Everything else we did remains the same, but we have an \(N\times k\) matrix to work with instead of \(N\times (k+1)\).
1.7 Caveats about Linear Regression
1.7.1 Basic considerations
Reflecting on our long discussion up to this point, we should take note of some of the potential pitfalls that lurk in the use of linear regression.
When we apply linear regression, we are explicitly assuming that the variable \(Y\) is associated to \(X\) via linear equations. This is a big assumption!
When we use multilinear regression, we are assuming that changes in the different features have independent effects on the target variable \(Y\). In other words, suppose that \(Y=ax_1+bx_2\).
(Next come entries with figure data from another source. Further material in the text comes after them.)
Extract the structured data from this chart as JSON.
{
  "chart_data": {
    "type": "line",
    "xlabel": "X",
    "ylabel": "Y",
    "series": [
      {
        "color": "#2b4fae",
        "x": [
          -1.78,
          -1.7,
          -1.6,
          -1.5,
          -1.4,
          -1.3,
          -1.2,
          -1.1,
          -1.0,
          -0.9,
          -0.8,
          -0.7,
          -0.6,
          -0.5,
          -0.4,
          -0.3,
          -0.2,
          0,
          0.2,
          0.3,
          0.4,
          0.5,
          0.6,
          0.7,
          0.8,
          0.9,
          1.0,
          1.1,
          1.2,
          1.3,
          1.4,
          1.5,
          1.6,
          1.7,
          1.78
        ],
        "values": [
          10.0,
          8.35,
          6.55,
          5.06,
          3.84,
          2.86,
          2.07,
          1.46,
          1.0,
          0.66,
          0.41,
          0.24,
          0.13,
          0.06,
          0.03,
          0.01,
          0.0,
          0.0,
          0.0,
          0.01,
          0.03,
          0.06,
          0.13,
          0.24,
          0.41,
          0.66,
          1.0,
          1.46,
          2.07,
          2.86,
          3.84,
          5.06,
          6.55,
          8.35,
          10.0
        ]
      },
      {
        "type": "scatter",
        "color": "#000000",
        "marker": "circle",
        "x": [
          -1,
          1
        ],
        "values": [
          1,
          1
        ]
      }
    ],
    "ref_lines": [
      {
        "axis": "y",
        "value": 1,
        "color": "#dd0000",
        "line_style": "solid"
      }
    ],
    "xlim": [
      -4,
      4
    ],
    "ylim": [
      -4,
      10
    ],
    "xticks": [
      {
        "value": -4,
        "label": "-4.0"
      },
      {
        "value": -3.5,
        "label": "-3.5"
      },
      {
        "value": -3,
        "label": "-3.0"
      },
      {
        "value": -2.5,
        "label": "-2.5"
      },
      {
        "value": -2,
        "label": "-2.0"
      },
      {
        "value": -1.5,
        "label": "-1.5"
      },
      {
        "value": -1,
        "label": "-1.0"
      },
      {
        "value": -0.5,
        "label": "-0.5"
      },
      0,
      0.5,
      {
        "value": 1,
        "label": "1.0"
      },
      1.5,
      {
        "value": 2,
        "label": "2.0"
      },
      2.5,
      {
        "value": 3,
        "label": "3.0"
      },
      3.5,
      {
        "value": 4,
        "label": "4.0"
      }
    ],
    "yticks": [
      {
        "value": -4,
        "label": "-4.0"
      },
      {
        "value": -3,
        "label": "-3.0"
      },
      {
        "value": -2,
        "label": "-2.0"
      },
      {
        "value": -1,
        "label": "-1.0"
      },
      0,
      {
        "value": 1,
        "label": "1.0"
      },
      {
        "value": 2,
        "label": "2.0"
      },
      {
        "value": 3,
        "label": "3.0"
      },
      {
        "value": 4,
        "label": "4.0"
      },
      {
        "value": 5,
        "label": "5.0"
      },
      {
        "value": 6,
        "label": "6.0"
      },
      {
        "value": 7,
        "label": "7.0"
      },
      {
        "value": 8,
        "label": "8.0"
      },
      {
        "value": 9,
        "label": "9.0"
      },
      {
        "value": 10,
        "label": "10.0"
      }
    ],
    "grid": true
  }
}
Then an increase of \(x_1\) by \(1\) increases \(Y\) by \(a\), and an increase of \(x_2\) by \(1\) increases \(Y\) by \(b\). These effects are independent of one another and combine to yield an increase of \(a+b\).
We showed in our discussion above that the linear regression problem has a solution when the matrix \(D=X^{\intercal}X\) is invertible, and this happens when the columns of \(X\) are linearly independent. When working with real data, which is messy, we could have a situation in which the features we are studying are, in fact, dependent – but because of measurement error, the samples that we collected need not be. As a result, the matrix \(D\) will be “close” to being non-invertible, although formally still invertible. In this case, computing \(D^{-1}\) leads to numerical instability and the solution we obtain is very unreliable.
1.7.2 Simpson’s Effect
Simpson’s effect is a famous phenomenon that illustrates that linear regression can be very misleading in some circumstances. It is often a product of “pooling” results from multiple experiments. Suppose, for example, that we are studying the relationship between a certain measure of blood chemistry and an individual’s weight gain or loss on a particular diet. We do our experiments in three labs, the blue, green, and red labs. Each lab obtains similar results – higher levels of the blood marker correspond to greater weight gain, with a regression line of slope around 1. However, because of differences in the population that each lab is studying, some populations are more susceptible to weight gain and so the red lab sees a mean increase of almost 9 lbs while the blue lab sees a weight gain of only 3 lbs on average.
The three groups of scientists pool their results to get a larger sample size and do a new regression. Surprise! Now the regression line has slope \(-1.6\) and increasing amounts of the marker seem to lead to less weight gain!
This is called Simpson’s effect, or Simpson’s paradox, and it shows that unknown factors (confounding factors) may cause linear regression to yield misleading results. This is particularly true when data from experiments conducted under different conditions are combined; in this case, the differences in experimental settings, called batch effects, can throw off the analysis very dramatically. See Figure 1.4.

1.7.3 Exercises
- When proving that \(D\) is invertible if and only if the columns of \(X\) are linearly independent, we argued that if \(X^{\intercal}Xm=0\) for a nonzero vector \(m\), then \(Xm\) is orthogonal to the span of the columns of \(X\), and is also an element of that span, and therefore it is zero. Provide the details: show that if \(H\) is a subspace of \(\mathbf{R}^{N}\), and \(x\) is a vector in \(H\) such that \(x\cdot h=0\) for all \(h\in H\), then \(x=0\).